Hadoop TeraSort算法之2-trie树构造时间解惑

最新推荐文章于 2020-06-11 19:46:18 发布

数据探险家

最新推荐文章于 2020-06-11 19:46:18 发布

阅读量2k

点赞数 1

分类专栏： hadoop 文章标签： Hadoop TeraSort Java

本文链接：https://blog.csdn.net/xin_jmail/article/details/20649751

版权

hadoop 专栏收录该内容

4 篇文章 0 订阅

订阅专栏

前言：

近日，需要用Metis或ParMetis对大图数据进行分区，而分区的要求是输入的无向图要按照顶点ID排序，于是想到用Hadoop中的TeraSort算法对无向图进行排序。

说明：

本文要解决的问题是：谁调用了TeraSort子类TotalOrderPartitioner的configure(JobConf job)方法及如何调用的？
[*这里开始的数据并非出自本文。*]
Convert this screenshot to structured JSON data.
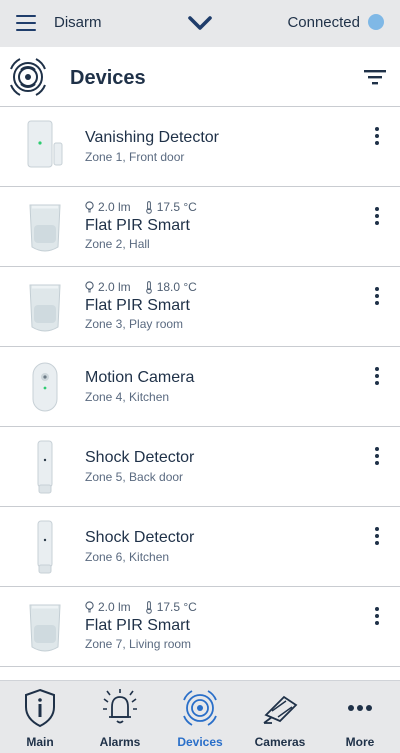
{
  "topbar": {
    "menu_icon": "hamburger-icon",
    "status_label": "Disarm",
    "chevron_icon": "chevron-down-icon",
    "connection_label": "Connected",
    "connection_color": "#7fb8e6"
  },
  "header": {
    "logo_icon": "signal-waves-logo",
    "title": "Devices",
    "filter_icon": "filter-icon"
  },
  "devices": [
    {
      "type": "door-contact",
      "name": "Vanishing Detector",
      "zone": "Zone 1, Front door",
      "light": "",
      "temp": ""
    },
    {
      "type": "pir",
      "name": "Flat PIR Smart",
      "zone": "Zone 2, Hall",
      "light": "2.0 lm",
      "temp": "17.5 °C"
    },
    {
      "type": "pir",
      "name": "Flat PIR Smart",
      "zone": "Zone 3, Play room",
      "light": "2.0 lm",
      "temp": "18.0 °C"
    },
    {
      "type": "camera",
      "name": "Motion Camera",
      "zone": "Zone 4, Kitchen",
      "light": "",
      "temp": ""
    },
    {
      "type": "shock",
      "name": "Shock Detector",
      "zone": "Zone 5, Back door",
      "light": "",
      "temp": ""
    },
    {
      "type": "shock",
      "name": "Shock Detector",
      "zone": "Zone 6, Kitchen",
      "light": "",
      "temp": ""
    },
    {
      "type": "pir",
      "name": "Flat PIR Smart",
      "zone": "Zone 7, Living room",
      "light": "2.0 lm",
      "temp": "17.5 °C"
    }
  ],
  "nav": [
    {
      "label": "Main",
      "icon": "shield-info-icon",
      "active": false
    },
    {
      "label": "Alarms",
      "icon": "bell-icon",
      "active": false
    },
    {
      "label": "Devices",
      "icon": "signal-waves-icon",
      "active": true
    },
    {
      "label": "Cameras",
      "icon": "camera-icon",
      "active": false
    },
    {
      "label": "More",
      "icon": "more-dots-icon",
      "active": false
    }
  ],
  "colors": {
    "text": "#1f3148",
    "accent": "#2a6fc9",
    "bar_bg": "#e7e8ea"
  }
}
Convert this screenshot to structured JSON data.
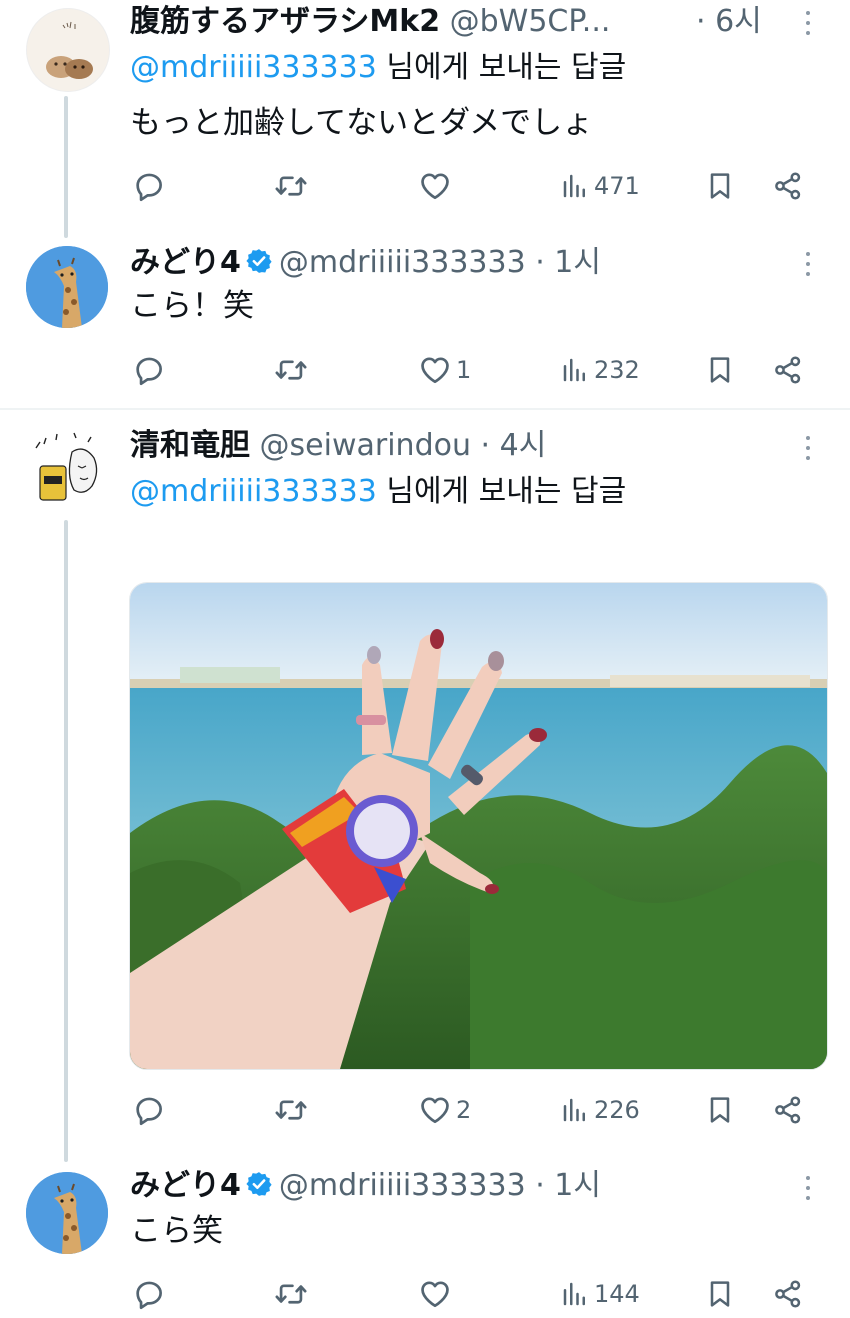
{
  "tweets": [
    {
      "display_name": "腹筋するアザラシMk2",
      "handle": "@bW5CP...",
      "time": "· 6시",
      "reply_label": "님에게 보내는 답글",
      "reply_mention": "@mdriiiii333333",
      "text": "もっと加齢してないとダメでしょ",
      "likes": "",
      "views": "471"
    },
    {
      "display_name": "みどり4",
      "handle": "@mdriiiii333333",
      "time": "· 1시",
      "verified": true,
      "text": "こら！笑",
      "likes": "1",
      "views": "232"
    },
    {
      "display_name": "清和竜胆",
      "handle": "@seiwarindou",
      "time": "· 4시",
      "reply_label": "님에게 보내는 답글",
      "reply_mention": "@mdriiiii333333",
      "text": "",
      "likes": "2",
      "views": "226"
    },
    {
      "display_name": "みどり4",
      "handle": "@mdriiiii333333",
      "time": "· 1시",
      "verified": true,
      "text": "こら笑",
      "likes": "",
      "views": "144"
    }
  ],
  "icons": {
    "reply": "reply-icon",
    "retweet": "retweet-icon",
    "like": "heart-icon",
    "views": "views-icon",
    "bookmark": "bookmark-icon",
    "share": "share-icon",
    "more": "more-icon",
    "verified": "verified-badge-icon"
  },
  "colors": {
    "link": "#1d9bf0",
    "secondary_text": "#536471",
    "verified": "#1d9bf0",
    "divider": "#eff3f4",
    "thread_line": "#cfd9de"
  }
}
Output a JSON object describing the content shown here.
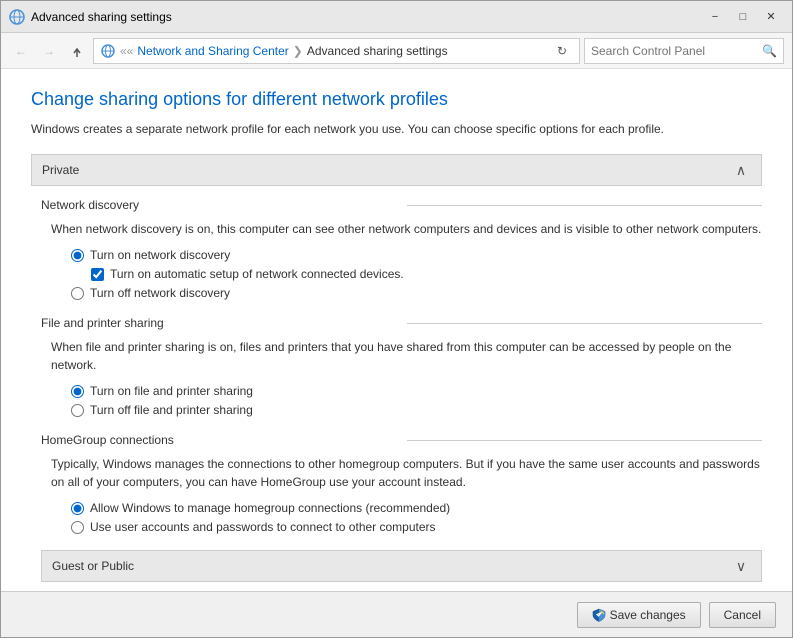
{
  "window": {
    "title": "Advanced sharing settings",
    "title_bar_icon": "🌐"
  },
  "nav": {
    "back_label": "←",
    "forward_label": "→",
    "up_label": "↑",
    "address_parts": [
      "Network and Sharing Center",
      "Advanced sharing settings"
    ],
    "search_placeholder": "Search Control Panel",
    "refresh_label": "↻"
  },
  "page": {
    "title": "Change sharing options for different network profiles",
    "description": "Windows creates a separate network profile for each network you use. You can choose specific options for each profile."
  },
  "private_section": {
    "header": "Private",
    "collapse_label": "∧",
    "network_discovery": {
      "title": "Network discovery",
      "description": "When network discovery is on, this computer can see other network computers and devices and is visible to other network computers.",
      "options": [
        {
          "id": "nd_on",
          "label": "Turn on network discovery",
          "checked": true
        },
        {
          "id": "nd_off",
          "label": "Turn off network discovery",
          "checked": false
        }
      ],
      "checkbox": {
        "label": "Turn on automatic setup of network connected devices.",
        "checked": true
      }
    },
    "file_printer": {
      "title": "File and printer sharing",
      "description": "When file and printer sharing is on, files and printers that you have shared from this computer can be accessed by people on the network.",
      "options": [
        {
          "id": "fp_on",
          "label": "Turn on file and printer sharing",
          "checked": true
        },
        {
          "id": "fp_off",
          "label": "Turn off file and printer sharing",
          "checked": false
        }
      ]
    },
    "homegroup": {
      "title": "HomeGroup connections",
      "description": "Typically, Windows manages the connections to other homegroup computers. But if you have the same user accounts and passwords on all of your computers, you can have HomeGroup use your account instead.",
      "options": [
        {
          "id": "hg_win",
          "label": "Allow Windows to manage homegroup connections (recommended)",
          "checked": true
        },
        {
          "id": "hg_user",
          "label": "Use user accounts and passwords to connect to other computers",
          "checked": false
        }
      ]
    }
  },
  "footer": {
    "save_label": "Save changes",
    "cancel_label": "Cancel"
  }
}
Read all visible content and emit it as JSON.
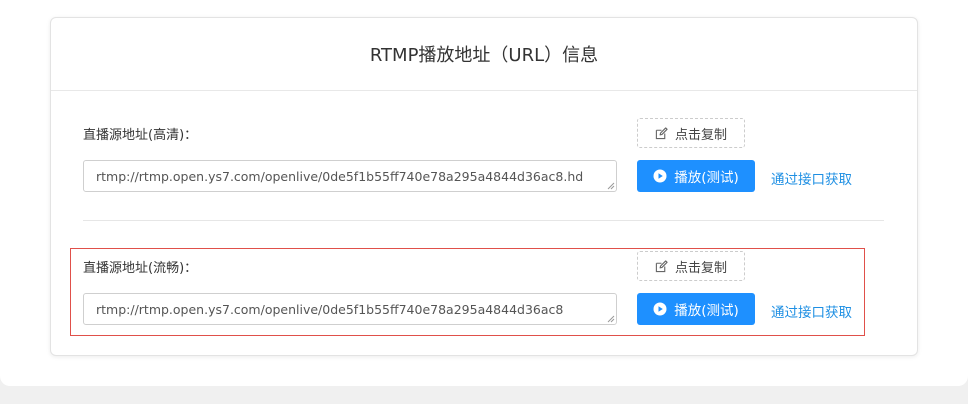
{
  "card": {
    "title": "RTMP播放地址（URL）信息"
  },
  "sources": [
    {
      "label": "直播源地址(高清)：",
      "copy_label": "点击复制",
      "url": "rtmp://rtmp.open.ys7.com/openlive/0de5f1b55ff740e78a295a4844d36ac8.hd",
      "play_label": "播放(测试)",
      "api_label": "通过接口获取"
    },
    {
      "label": "直播源地址(流畅)：",
      "copy_label": "点击复制",
      "url": "rtmp://rtmp.open.ys7.com/openlive/0de5f1b55ff740e78a295a4844d36ac8",
      "play_label": "播放(测试)",
      "api_label": "通过接口获取"
    }
  ],
  "colors": {
    "primary": "#1e90ff",
    "link": "#1e8fe3",
    "highlight": "#e0504a"
  }
}
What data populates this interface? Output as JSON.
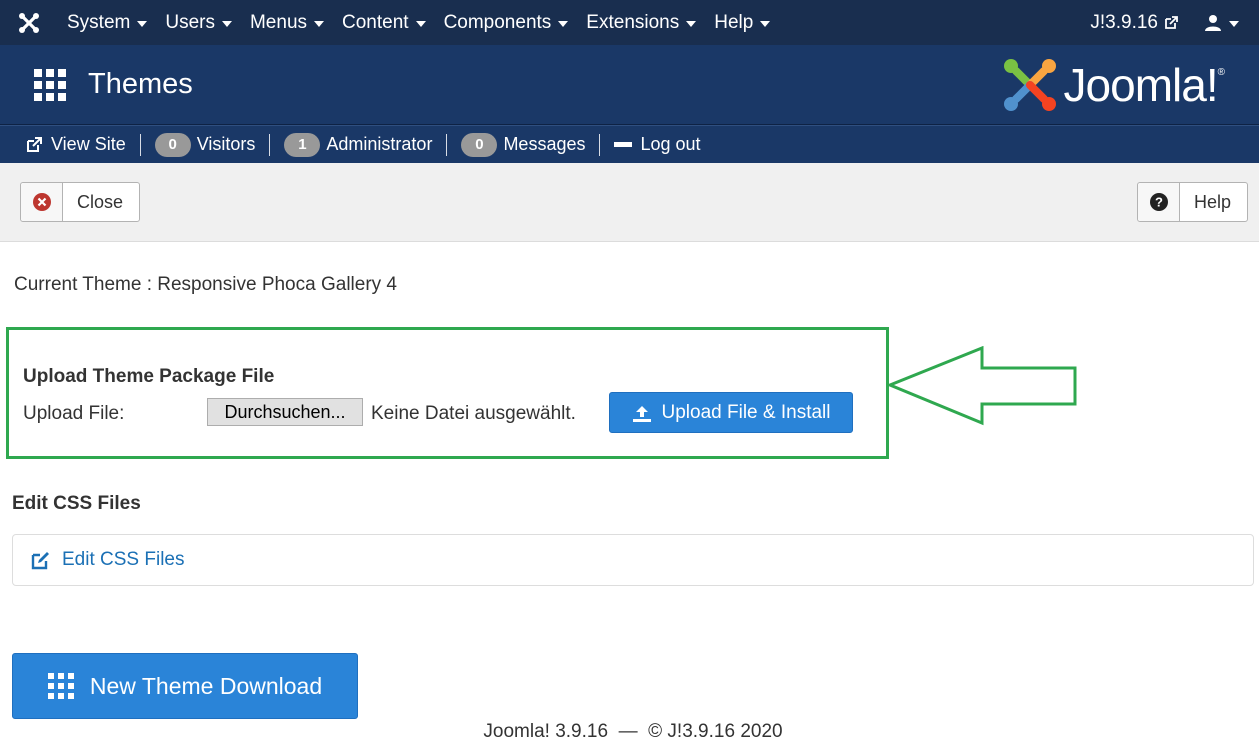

其属于细节问题，说好听叫“刨根问底”，负面讲则叫“钻牛角尖”。但我认为，我们应该在能力、时间允许内，弄清楚每个细节，踏踏实实做学问。

本人QQ：530422429，欢迎大家指正、讨论。

正文：

研读TeraSort源码后，对其思想和算法基本掌握。TotalOrderPartitioner类实现了Partitioner和JobConfigurable接口，并覆写了getPartition()和configure()方法。其中configure()方法如下：

public void configure(JobConf job) {
      try {
        FileSystem fs = FileSystem.getLocal(job);
        Path partFile = new Path(TeraInputFormat.PARTITION_FILENAME);
        splitPoints = readPartitions(fs, partFile, job);
        trie = buildTrie(splitPoints, 0, splitPoints.length, new Text(), 2);
      } catch (IOException ie)
        throw new IllegalArgumentException("can't read paritions file", ie);
      }
    }

可以发现，每个MapTask从分布式缓存中读取分割点，调用buildTrie()方法构造2-trie树。然后MapTask从split中依次读入数据，通过trie树查找每条数据所对应的reduce task编号。因此，构造2-trie树应在调用map()方法之前完成。可问题是：谁调用configure(JobConf job)方法及如何调用的？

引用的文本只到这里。